Let Cuba Breathe: tutti gli occhi su Cuba

Venerdì 27 febbraio abbiamo avuto il piacere di dar voce alla campagna  Let Cuba Breathe.

Come e perché nasce Let Cuba Breathe?

Quest’iniziativa, promossa da AICEC (Agenzia per lo Scambio Economico e Culturale con Cuba), nasce in risposta all’asfissiante embargo statunitense e ha l’obiettivo di raccontare le conseguenze catastrofiche di queste politiche punitive.

Sul sito e sui quattro profili social le storie dei cubani vengono raccontate in otto lingue, per mantenere l’attenzione alta e mobilitare quante più persone possibile.

La carenza di risorse primarie

Durante la serata, i due volontari Martina e Nicola hanno raccontato come le vite del Paese siano appese ad un filo a causa dell’assenza di petrolio. Le necessità primarie, in particolar modo dei soggetti più vulnerabili, non possono essere colmate. La quantità di cibo, farmaci e altre risorse non soddisfano la richiesta della popolazione, le strutture ospedaliere subiscono tagli improvvisi alla corrente.

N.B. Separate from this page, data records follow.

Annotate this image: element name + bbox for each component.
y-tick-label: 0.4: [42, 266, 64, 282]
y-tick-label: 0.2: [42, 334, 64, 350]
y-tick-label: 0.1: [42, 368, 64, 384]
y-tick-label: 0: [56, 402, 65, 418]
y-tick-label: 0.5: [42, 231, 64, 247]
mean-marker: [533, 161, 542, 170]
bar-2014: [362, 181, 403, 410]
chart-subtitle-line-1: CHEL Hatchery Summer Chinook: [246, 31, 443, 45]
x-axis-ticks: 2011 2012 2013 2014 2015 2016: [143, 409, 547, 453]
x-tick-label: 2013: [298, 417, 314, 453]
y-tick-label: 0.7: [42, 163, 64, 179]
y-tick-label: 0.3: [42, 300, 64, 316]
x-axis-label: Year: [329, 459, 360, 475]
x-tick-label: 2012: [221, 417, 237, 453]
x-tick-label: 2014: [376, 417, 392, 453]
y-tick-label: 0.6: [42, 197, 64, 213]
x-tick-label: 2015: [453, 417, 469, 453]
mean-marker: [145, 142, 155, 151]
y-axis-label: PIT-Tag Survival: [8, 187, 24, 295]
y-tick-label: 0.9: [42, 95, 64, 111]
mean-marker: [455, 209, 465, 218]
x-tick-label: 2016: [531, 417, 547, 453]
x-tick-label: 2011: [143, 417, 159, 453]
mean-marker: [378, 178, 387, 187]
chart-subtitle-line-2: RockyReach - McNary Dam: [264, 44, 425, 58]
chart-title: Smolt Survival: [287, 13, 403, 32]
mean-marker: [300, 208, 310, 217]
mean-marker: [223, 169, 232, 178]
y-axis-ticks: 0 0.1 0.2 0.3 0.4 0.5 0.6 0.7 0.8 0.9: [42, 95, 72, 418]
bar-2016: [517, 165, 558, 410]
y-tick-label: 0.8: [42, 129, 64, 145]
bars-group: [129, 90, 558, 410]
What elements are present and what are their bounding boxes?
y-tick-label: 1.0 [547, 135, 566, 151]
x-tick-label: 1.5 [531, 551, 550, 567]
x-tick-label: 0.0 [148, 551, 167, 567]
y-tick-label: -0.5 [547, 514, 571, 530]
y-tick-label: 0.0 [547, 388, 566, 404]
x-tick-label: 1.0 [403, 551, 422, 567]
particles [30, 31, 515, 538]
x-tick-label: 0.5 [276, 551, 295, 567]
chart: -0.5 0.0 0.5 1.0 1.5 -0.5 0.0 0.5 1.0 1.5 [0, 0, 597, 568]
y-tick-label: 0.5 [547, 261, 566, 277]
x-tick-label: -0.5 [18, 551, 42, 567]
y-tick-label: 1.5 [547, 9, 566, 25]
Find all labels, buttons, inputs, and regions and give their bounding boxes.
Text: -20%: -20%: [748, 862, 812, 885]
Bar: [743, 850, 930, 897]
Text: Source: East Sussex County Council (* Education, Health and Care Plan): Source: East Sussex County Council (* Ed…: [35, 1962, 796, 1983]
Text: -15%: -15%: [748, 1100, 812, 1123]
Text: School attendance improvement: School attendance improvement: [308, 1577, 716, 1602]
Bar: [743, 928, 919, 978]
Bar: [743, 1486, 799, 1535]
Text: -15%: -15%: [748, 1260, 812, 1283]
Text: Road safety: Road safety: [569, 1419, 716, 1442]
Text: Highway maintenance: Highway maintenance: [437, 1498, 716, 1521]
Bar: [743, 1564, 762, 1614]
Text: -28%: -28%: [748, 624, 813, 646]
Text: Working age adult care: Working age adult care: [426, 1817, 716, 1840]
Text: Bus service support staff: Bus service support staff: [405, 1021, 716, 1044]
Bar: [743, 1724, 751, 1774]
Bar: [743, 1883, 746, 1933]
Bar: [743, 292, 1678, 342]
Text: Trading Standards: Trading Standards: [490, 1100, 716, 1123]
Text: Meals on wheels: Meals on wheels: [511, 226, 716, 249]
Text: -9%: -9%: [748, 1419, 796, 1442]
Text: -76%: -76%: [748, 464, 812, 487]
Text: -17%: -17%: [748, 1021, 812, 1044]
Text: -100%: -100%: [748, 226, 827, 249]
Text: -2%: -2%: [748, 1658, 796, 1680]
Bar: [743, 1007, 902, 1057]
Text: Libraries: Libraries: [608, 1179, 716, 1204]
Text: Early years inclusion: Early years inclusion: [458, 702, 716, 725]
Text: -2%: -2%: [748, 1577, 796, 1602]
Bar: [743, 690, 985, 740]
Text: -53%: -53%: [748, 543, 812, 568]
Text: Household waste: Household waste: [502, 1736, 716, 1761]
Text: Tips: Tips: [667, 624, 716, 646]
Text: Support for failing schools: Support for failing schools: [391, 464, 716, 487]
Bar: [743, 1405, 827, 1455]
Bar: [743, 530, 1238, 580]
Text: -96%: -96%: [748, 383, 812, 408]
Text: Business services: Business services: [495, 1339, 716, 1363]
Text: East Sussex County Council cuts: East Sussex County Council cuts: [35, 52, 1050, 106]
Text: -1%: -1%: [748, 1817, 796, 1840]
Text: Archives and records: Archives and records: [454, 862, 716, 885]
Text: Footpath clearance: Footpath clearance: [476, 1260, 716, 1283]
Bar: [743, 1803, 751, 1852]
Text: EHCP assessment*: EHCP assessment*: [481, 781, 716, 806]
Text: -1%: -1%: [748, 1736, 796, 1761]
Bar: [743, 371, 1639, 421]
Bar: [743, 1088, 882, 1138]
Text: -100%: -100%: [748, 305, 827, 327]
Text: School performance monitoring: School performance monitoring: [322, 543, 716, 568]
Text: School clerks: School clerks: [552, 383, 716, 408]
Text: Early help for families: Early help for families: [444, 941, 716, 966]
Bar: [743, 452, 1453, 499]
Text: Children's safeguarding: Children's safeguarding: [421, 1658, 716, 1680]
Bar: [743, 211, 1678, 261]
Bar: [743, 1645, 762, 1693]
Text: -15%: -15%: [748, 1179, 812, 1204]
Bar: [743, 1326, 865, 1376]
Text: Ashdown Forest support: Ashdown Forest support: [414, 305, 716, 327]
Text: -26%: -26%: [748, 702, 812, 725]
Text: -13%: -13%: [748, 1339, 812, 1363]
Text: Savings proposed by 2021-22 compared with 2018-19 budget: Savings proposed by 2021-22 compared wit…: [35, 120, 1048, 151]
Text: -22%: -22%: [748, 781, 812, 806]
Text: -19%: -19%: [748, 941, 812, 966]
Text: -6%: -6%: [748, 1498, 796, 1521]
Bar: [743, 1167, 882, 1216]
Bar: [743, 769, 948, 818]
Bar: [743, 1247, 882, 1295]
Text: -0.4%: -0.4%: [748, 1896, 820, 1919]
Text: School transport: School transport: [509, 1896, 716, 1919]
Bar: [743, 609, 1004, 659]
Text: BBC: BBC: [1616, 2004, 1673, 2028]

Alice Ravinale (consigliera regionale AVS), è intervenuta ponendo un accento su come la politica dovrebbe impegnarsi sulle vie diplomatiche, per impedire che avvengano situazioni analoghe.

A seguire, Mauro Berruto (deputato PD) racconta come la sua esperienza sportiva lo abbia condotto ad avere contatti con il popolo cubano, che descrive come estremamente solidale, nonostante le grandi difficoltà.

Negli anni del COVID, infatti, svariati medici cubani hanno prestato le loro competenze e il loro aiuto al popolo italiano.

Come possiamo aiutare?

Il 17 marzo partirà un aereo Neos diretto a Cuba, carico di medicinali essenziali. Puoi donare anche tu dei medicinali, portandoli presso la nostra sede (Corso Umbria 28/B) dal lunedì al venerdì, dalle 09:00 alle 19:00. Si accettano solo medicinali presenti nella lista fornita direttamente dal Ministero della Salute Pubblica cubano, che puoi consultare cliccando qui.

I medicinali devono avere almeno 1 mese di validità residua al momento della consegna e le confezioni devono essere integre e non danneggiate.

È il momento di dimostrarci riconoscenti, uniti e solidali.